Back to the beginning
Revisiting the works of the mistress of mystery, Dorothy B. Hughes

Back to the beginning
Jeffrey Mannix - 03/01/2018

We need to slow this down a wee bit before we blow pistons through the block with the high octane “Murder Ink” fuel of the past six months. You’ve been reading the latest and the best in crime fiction: James Lee Burke’s crafty Robicheaux; Tom Perry’s amazing The Bomb Maker; Jenny Rogneby’s delightfully surprising Leona; Attica Locke’s new heights with Bluebird, Bluebird; Richard Lange’s crafty The Smack; and Denise Mina’s way-out-there The Long Drop. So put away the blood pressure meds for March and treat yourself to two books reissued by the publishing

arm of the New York Review of Books – the world’s leading literary periodical. Feel your pulse slow, your mind clear and your pride swell with the knowledge that you are reading what attracted many great modern novelists and discerning readers such as yourself to noir fiction in the first place.

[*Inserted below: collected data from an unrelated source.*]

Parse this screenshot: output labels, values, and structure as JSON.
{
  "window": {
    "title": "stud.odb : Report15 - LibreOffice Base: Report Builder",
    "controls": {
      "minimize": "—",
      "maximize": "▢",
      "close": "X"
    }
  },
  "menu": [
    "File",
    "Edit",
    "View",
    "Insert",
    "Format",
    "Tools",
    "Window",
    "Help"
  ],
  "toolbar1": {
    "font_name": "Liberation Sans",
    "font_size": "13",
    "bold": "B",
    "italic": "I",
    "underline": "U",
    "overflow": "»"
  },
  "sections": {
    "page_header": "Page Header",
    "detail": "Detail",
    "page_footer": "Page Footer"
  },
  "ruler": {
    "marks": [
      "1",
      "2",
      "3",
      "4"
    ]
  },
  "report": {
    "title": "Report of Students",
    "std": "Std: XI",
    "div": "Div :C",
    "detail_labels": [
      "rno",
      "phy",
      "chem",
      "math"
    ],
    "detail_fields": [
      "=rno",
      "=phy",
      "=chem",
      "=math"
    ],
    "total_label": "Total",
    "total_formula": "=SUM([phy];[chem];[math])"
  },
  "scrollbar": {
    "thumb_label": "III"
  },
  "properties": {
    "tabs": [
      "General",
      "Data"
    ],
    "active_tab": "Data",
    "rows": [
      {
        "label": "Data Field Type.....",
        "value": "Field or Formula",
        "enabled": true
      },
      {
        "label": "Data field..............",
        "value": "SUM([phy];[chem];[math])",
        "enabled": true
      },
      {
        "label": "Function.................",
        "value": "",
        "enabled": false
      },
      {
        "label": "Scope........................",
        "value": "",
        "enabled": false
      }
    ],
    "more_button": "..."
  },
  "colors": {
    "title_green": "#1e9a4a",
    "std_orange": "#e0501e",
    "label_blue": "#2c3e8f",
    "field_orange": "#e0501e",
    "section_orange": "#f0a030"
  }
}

In a Lonely Place by Dorothy B. Hughes was written in 1947. It is one of 12 novels she wrote between 1940-63, after which she devoted her time to raising a family in Santa Fe and reviewing crime-fiction for the Albuquerque Tribune, LA Times and New York Herald-Tribune. In 1951, Hughes was honored with a prestigious Edgar Award for Outstanding Mystery Criticism from the Mystery Writers of America and in 1978 was lionized with WMA’s Grand Master award. In a Lonely Place was Hughes‘ penultimate novel and considered, along with her 1946 Ride the Pink Horse, the best of her work. Hughes’ final novel, The Expendable Man, was written in 1963 and will also be considered here today, pairing up nicely with In a Lonely Place to show the depth and raw talent of an unpretentious wordsmith who spun tales of iniquity by ordinary and otherwise normal friends and neighbors.

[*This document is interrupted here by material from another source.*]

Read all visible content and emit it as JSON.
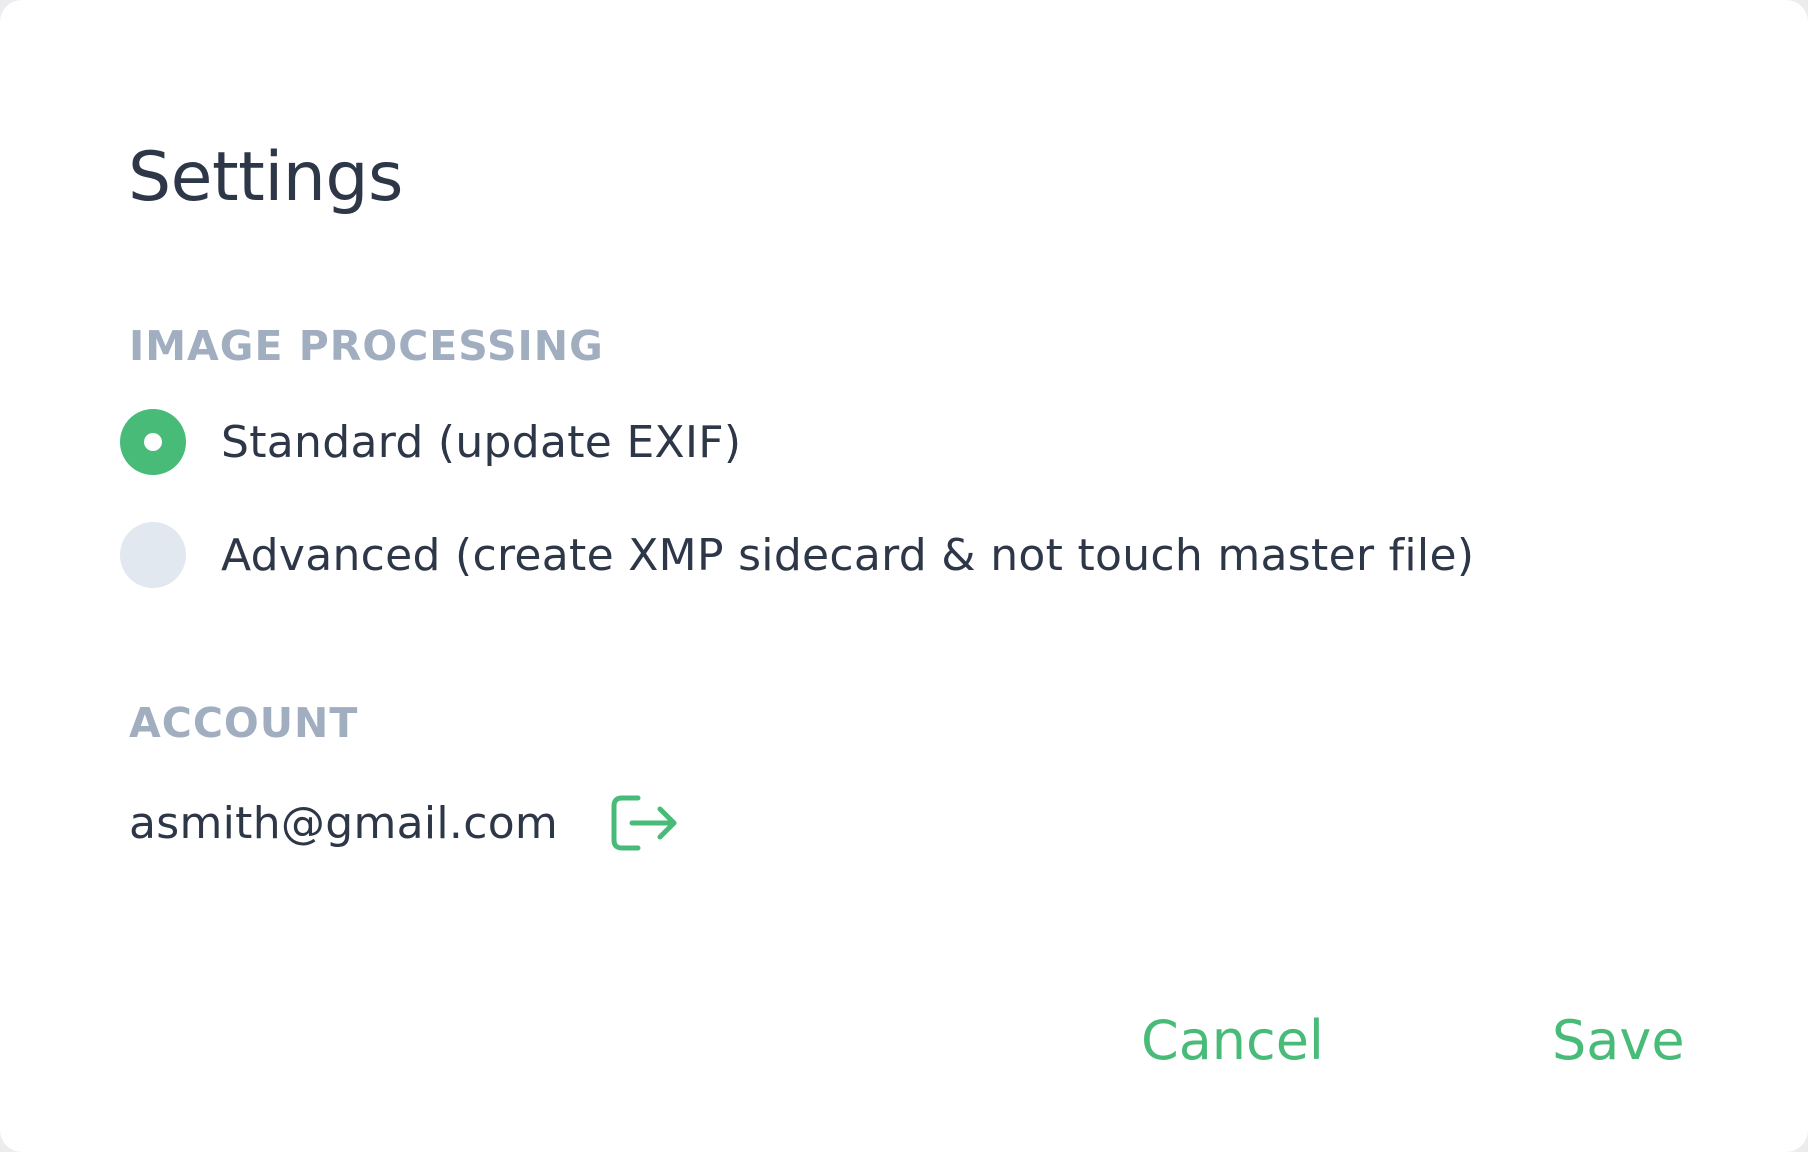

In a Lonely Place is the story of former fighter pilot Dix Steele, who migrates from the East to Los Angeles after the war. He moves there to enjoy the good life and riches promised by a recovering economy and a new and improved mecca of opportunity. Dix lives off a stipend reluctantly proffered by his uncle after surrendering to Dix’s whining need to write a novel, of which he has neither the interest nor talent. He’s a lonely man, looking to scratch an itch he knows he has but doesn’t know where: cruising bus stops, darkened beaches and movie houses looking for solitary women with which to be “unlonely.” He remembers his wartime friend Brub Nicolai, now a police detective living in fashionable Santa Monica, and he’s welcomed as family into Brub’s home and social circle – Army buddies to the end. Dix is a penniless Jay Gatsby, a dashing poseur. He fits in more or less, ingratiates himself here and there. Over martinis, Dix is privy to Brub’s investigations, including a pesky serial killer of young women who have been found strangled at bus stops, beaches and down the block from cinemas.

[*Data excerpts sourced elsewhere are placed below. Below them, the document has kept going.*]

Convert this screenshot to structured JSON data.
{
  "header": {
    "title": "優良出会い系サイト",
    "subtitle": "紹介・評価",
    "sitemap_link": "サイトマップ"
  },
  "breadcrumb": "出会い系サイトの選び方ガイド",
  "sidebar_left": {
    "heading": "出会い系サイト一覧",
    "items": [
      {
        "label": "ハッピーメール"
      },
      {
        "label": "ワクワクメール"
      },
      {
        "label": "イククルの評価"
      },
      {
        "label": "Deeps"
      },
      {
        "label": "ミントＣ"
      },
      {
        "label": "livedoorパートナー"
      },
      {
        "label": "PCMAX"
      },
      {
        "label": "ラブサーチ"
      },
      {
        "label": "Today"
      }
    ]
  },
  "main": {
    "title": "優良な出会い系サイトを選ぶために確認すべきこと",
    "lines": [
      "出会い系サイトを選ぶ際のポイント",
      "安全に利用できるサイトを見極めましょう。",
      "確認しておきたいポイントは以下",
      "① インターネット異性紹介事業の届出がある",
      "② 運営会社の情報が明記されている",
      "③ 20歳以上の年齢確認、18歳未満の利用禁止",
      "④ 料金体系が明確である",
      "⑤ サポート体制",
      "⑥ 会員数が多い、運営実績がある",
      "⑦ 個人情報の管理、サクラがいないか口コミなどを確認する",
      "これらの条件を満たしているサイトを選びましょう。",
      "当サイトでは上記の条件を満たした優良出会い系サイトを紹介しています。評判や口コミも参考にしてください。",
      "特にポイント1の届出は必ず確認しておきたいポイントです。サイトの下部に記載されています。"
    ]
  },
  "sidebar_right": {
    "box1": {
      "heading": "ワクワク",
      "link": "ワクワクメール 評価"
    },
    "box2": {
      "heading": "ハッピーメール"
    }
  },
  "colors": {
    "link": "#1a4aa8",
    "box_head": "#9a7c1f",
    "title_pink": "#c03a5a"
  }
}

Hughes establishes a tension that undergirds this nuanced story, without modern building materials of hyperbole, omniscience and unreliable narrators. Her prose is without an author. You come to suspect her story is as real as yours and mine and it comes with the wind or the heat. It is the thrum of loneliness and the stink of life itself.

Expendable Man is another simple, well-nigh-perfect study of despairing. We now call it “noir,” but life is indeed a journey of quiet desperation, and Hughes creates Dr. Hugh Densmore to give you leave to feel better about your own. Densmore is driving his mother’s white Cadillac from Los Angeles to the family home in a prosperous neighborhood of Phoenix for his sister’s wedding. Just outside of Indio, Calif., he sees a young woman, just a girl, on the roadside, looking stranded too far from town, frightened and desperate. He stops as most responsible drivers would. It’s 1963, life is civilized, he’s a doctor, she needs help.

He loads her up and is immediately sorry – she’s rude, petulant and possibly a runaway, and she’s going the distance to Phoenix to stay with her sketchy, nameless aunt. Densmore resolves to drop her at the bus station in Blythe, not wanting her intolerable company and wary of transporting a minor across state lines. She gets out after he buys her a ticket to Phoenix for a bus leaving in 20 minutes. On the way back to the highway, Densmore is relieved but exhausted from the distasteful experience and decides to spend the night and finish the trip with an early arrival the following day. The next morning, at the Arizona border checkpoint, there she stands with her sunburned freckles and dirty blond hair, her bundle and obnoxious grimace. She gets into his car, and with no alternative, off they go to Phoenix.

I don’t want to spoil this story for you; you can see the possibilities of how this might incrementally go wrong. Oh, did I mention that Hugh Densmore is black?

Dorothy Hughes’ books are short, as mysteries should be, and bankable every one. Buy these books with a 15 percent “Murder Ink” discount at Maria’s; they’re paperback and nearly cheap (swap lunch at Ken & Sues one day for them both, or go to Nini’s and buy In a Lonely Place).